Fongoli chimpanzees also frequently share food and hunting tools with other chimps just like human beings, a new study has claimed.
According to Jill Pruetz from Iowa State University, sharing food has widely been considered by scholars as a defining characteristic of human behaviour, but chimpanzees from her Fongoli research site in Senegal also exhibit the sharing tendency.
The researchers witnessed 41 cases of Fongoli chimpanzees willingly transferring either wild plant foods or hunting tools to other chimpanzees.
“They’re the Fongoli chimps not the only chimps that share, but in terms of the resources that we cover here, that is unique,” Pruetz said.
“I guess all chimps share meat, but they don’t share plants or tools. Yet they do here, in addition to meat. It was intriguing when we first started seeing these events,” she said.

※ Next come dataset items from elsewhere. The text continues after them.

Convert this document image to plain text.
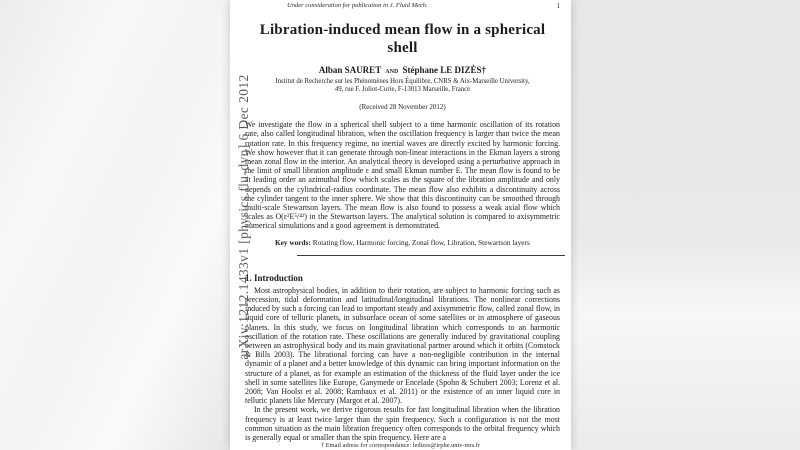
Under consideration for publication in J. Fluid Mech.	1
Libration-induced mean flow in a spherical shell
Alban SAURET and Stéphane LE DIZÈS†
Institut de Recherche sur les Phénomènes Hors Équilibre, CNRS & Aix-Marseille University,
49, rue F. Joliot-Curie, F-13013 Marseille, France
(Received 28 November 2012)
We investigate the flow in a spherical shell subject to a time harmonic oscillation of its rotation rate, also called longitudinal libration, when the oscillation frequency is larger than twice the mean rotation rate. In this frequency regime, no inertial waves are directly excited by harmonic forcing. We show however that it can generate through non-linear interactions in the Ekman layers a strong mean zonal flow in the interior. An analytical theory is developed using a perturbative approach in the limit of small libration amplitude ε and small Ekman number E. The mean flow is found to be at leading order an azimuthal flow which scales as the square of the libration amplitude and only depends on the cylindrical-radius coordinate. The mean flow also exhibits a discontinuity across the cylinder tangent to the inner sphere. We show that this discontinuity can be smoothed through multi-scale Stewartson layers. The mean flow is also found to possess a weak axial flow which scales as O(ε²E⁵/⁴²) in the Stewartson layers. The analytical solution is compared to axisymmetric numerical simulations and a good agreement is demonstrated.
Key words: Rotating flow, Harmonic forcing, Zonal flow, Libration, Stewartson layers
1. Introduction
Most astrophysical bodies, in addition to their rotation, are subject to harmonic forcing such as precession, tidal deformation and latitudinal/longitudinal librations. The nonlinear corrections induced by such a forcing can lead to important steady and axisymmetric flow, called zonal flow, in liquid core of telluric planets, in subsurface ocean of some satellites or in atmosphere of gaseous planets. In this study, we focus on longitudinal libration which corresponds to an harmonic oscillation of the rotation rate. These oscillations are generally induced by gravitational coupling between an astrophysical body and its main gravitational partner around which it orbits (Comstock & Bills 2003). The librational forcing can have a non-negligible contribution in the internal dynamic of a planet and a better knowledge of this dynamic can bring important information on the structure of a planet, as for example an estimation of the thickness of the fluid layer under the ice shell in some satellites like Europe, Ganymede or Encelade (Spohn & Schubert 2003; Lorenz et al. 2008; Van Hoolst et al. 2008; Rambaux et al. 2011) or the existence of an inner liquid core in telluric planets like Mercury (Margot et al. 2007).
In the present work, we derive rigorous results for fast longitudinal libration when the libration frequency is at least twice larger than the spin frequency. Such a configuration is not the most common situation as the main libration frequency often corresponds to the orbital frequency which is generally equal or smaller than the spin frequency. Here are a
† Email adress for correspondance: ledizes@irphe.univ-mrs.fr
arXiv:1212.1433v1 [physics.flu-dyn] 6 Dec 2012
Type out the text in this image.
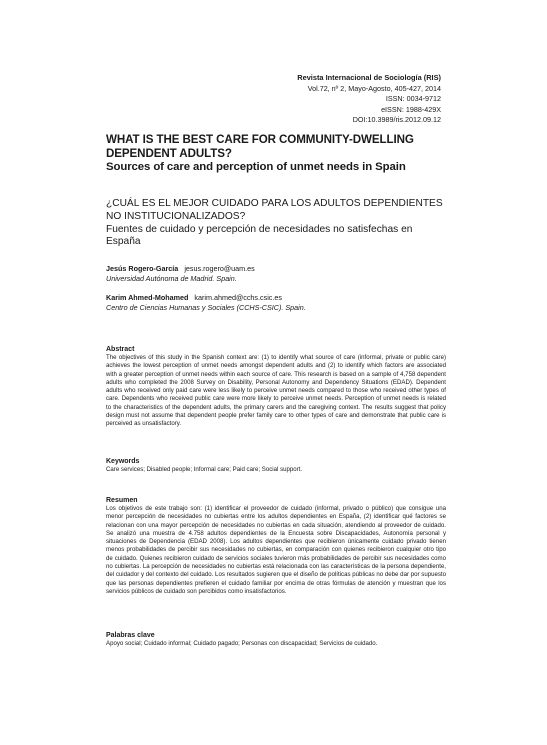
Revista Internacional de Sociología (RIS)
Vol.72, nº 2, Mayo-Agosto, 405-427, 2014
ISSN: 0034-9712
eISSN: 1988-429X
DOI:10.3989/ris.2012.09.12
WHAT IS THE BEST CARE FOR COMMUNITY-DWELLING DEPENDENT ADULTS?
Sources of care and perception of unmet needs in Spain
¿CUÁL ES EL MEJOR CUIDADO PARA LOS ADULTOS DEPENDIENTES NO INSTITUCIONALIZADOS?
Fuentes de cuidado y percepción de necesidades no satisfechas en España
Jesús Rogero-García jesus.rogero@uam.es
Universidad Autónoma de Madrid. Spain.
Karim Ahmed-Mohamed karim.ahmed@cchs.csic.es
Centro de Ciencias Humanas y Sociales (CCHS-CSIC). Spain.
Abstract
The objectives of this study in the Spanish context are: (1) to identify what source of care (informal, private or public care) achieves the lowest perception of unmet needs amongst dependent adults and (2) to identify which factors are associated with a greater perception of unmet needs within each source of care. This research is based on a sample of 4,758 dependent adults who completed the 2008 Survey on Disability, Personal Autonomy and Dependency Situations (EDAD). Dependent adults who received only paid care were less likely to perceive unmet needs compared to those who received other types of care. Dependents who received public care were more likely to perceive unmet needs. Perception of unmet needs is related to the characteristics of the dependent adults, the primary carers and the caregiving context. The results suggest that policy design must not assume that dependent people prefer family care to other types of care and demonstrate that public care is perceived as unsatisfactory.
Keywords
Care services; Disabled people; Informal care; Paid care; Social support.
Resumen
Los objetivos de este trabajo son: (1) identificar el proveedor de cuidado (informal, privado o público) que consigue una menor percepción de necesidades no cubiertas entre los adultos dependientes en España, (2) identificar qué factores se relacionan con una mayor percepción de necesidades no cubiertas en cada situación, atendiendo al proveedor de cuidado. Se analizó una muestra de 4.758 adultos dependientes de la Encuesta sobre Discapacidades, Autonomía personal y situaciones de Dependencia (EDAD 2008). Los adultos dependientes que recibieron únicamente cuidado privado tienen menos probabilidades de percibir sus necesidades no cubiertas, en comparación con quienes recibieron cualquier otro tipo de cuidado. Quienes recibieron cuidado de servicios sociales tuvieron más probabilidades de percibir sus necesidades como no cubiertas. La percepción de necesidades no cubiertas está relacionada con las características de la persona dependiente, del cuidador y del contexto del cuidado. Los resultados sugieren que el diseño de políticas públicas no debe dar por supuesto que las personas dependientes prefieren el cuidado familiar por encima de otras fórmulas de atención y muestran que los servicios públicos de cuidado son percibidos como insatisfactorios.
Palabras clave
Apoyo social; Cuidado informal; Cuidado pagado; Personas con discapacidad; Servicios de cuidado.
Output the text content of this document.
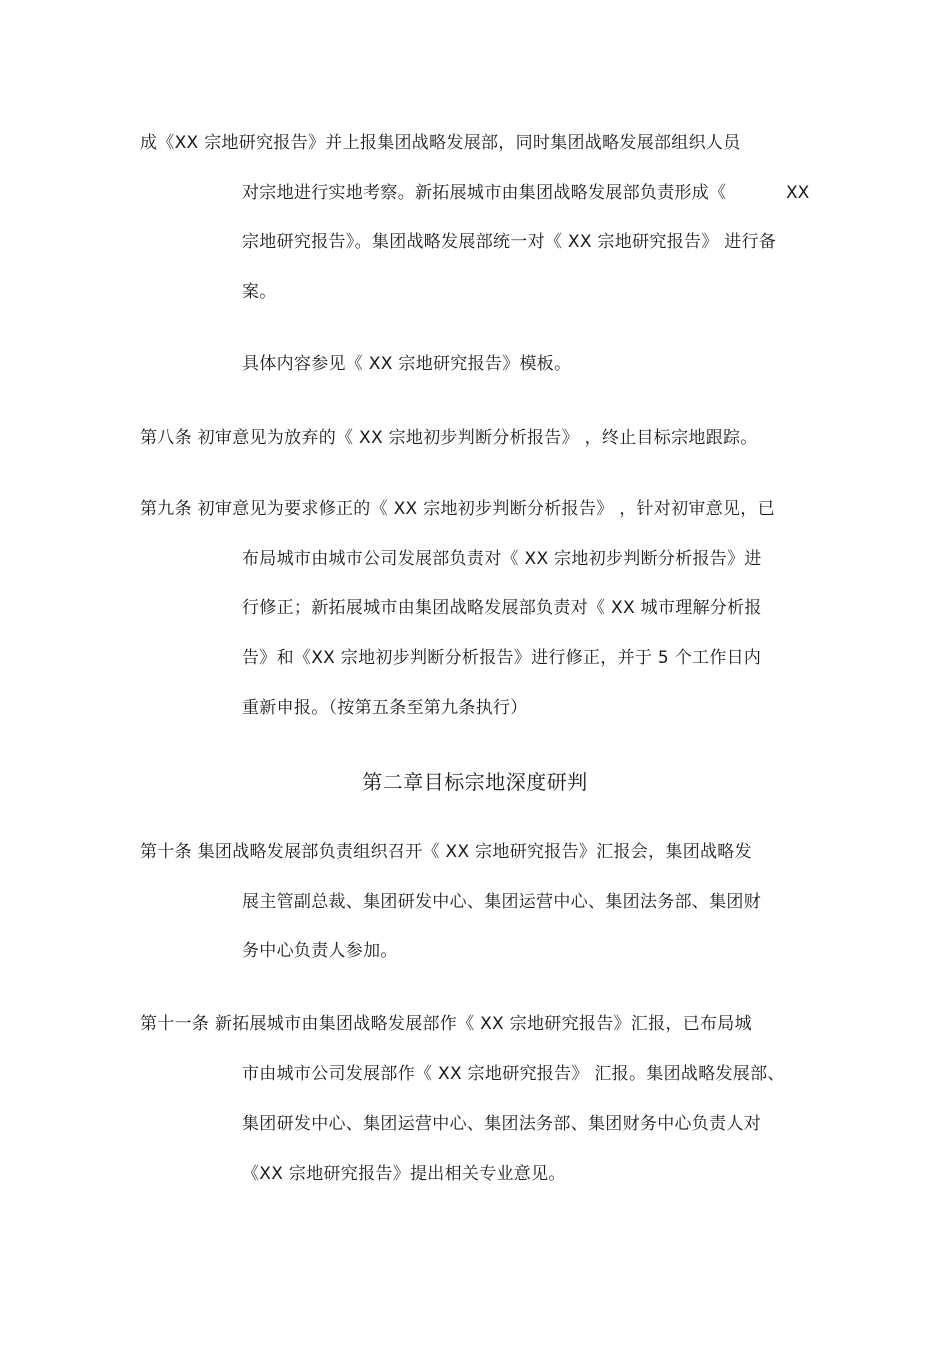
成《XX 宗地研究报告》并上报集团战略发展部，同时集团战略发展部组织人员
对宗地进行实地考察。新拓展城市由集团战略发展部负责形成《	XX
宗地研究报告》。集团战略发展部统一对《 XX 宗地研究报告》 进行备
案。
具体内容参见《 XX 宗地研究报告》模板。
第八条 初审意见为放弃的《 XX 宗地初步判断分析报告》 ，终止目标宗地跟踪。
第九条 初审意见为要求修正的《 XX 宗地初步判断分析报告》 ，针对初审意见，已
布局城市由城市公司发展部负责对《 XX 宗地初步判断分析报告》进
行修正；新拓展城市由集团战略发展部负责对《 XX 城市理解分析报
告》和《XX 宗地初步判断分析报告》进行修正，并于 5 个工作日内
重新申报。（按第五条至第九条执行）
第二章目标宗地深度研判
第十条 集团战略发展部负责组织召开《 XX 宗地研究报告》汇报会，集团战略发
展主管副总裁、集团研发中心、集团运营中心、集团法务部、集团财
务中心负责人参加。
第十一条 新拓展城市由集团战略发展部作《 XX 宗地研究报告》汇报，已布局城
市由城市公司发展部作《 XX 宗地研究报告》 汇报。集团战略发展部、
集团研发中心、集团运营中心、集团法务部、集团财务中心负责人对
《XX 宗地研究报告》提出相关专业意见。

The researchers document a frequency of sharing previously unreported for chimpanzees. The chimps commonly transferred meat and wild plant foods, but they also transferred tools, honey and soil.
Most of the transfer behavior was classified as recovery or passive sharing, with females commonly taking food from males — with much of that taking place from dominant to subordinate recipients.
In the new study, of the 41 witnessed events, Fongoli male chimps transferred wild foods or tools to females 27 times.
“It’s a different set of relationships within the social group at the Fongoli site, and I tend to think again that it ties back to the environment and the fact that the resources are distributed differently.
“They have a big home range — about 10 times bigger than Jane Goodall’s range in Gombe at 86 square kilometers — and that forces them to stay together. If they split up like chimps normally do, it could be days or weeks or months before they may see someone again — and chimps are more social than that. So I think they stay together like monkeys and they move around their home range together,” she said.
Pruetz sees some of the sharing behaviour between males and females as a product of the “food for sex” theory. The ISU researchers found that both adult females in estrus [the period of maximum sexual receptivity of the female] and adolescent females cycling to estrus were more likely to receive food from adult male chimps.
She also said that the male chimps may use food transfer as a future mating strategy with the adolescent females, particularly since there are a relatively small number of females in the Fongoli community.
“It may be used as a strategy [by the male chimps], anticipating a long-term gain on their behaviour. We see that in baboons who have special friends,” she said.
As the only habituated community of chimpanzees living in a savanna environment, the researchers conclude that Fongoli provides detailed information on the effect of an open, dry and hot environment on social behavior and organization.
The study has been published online in Primates.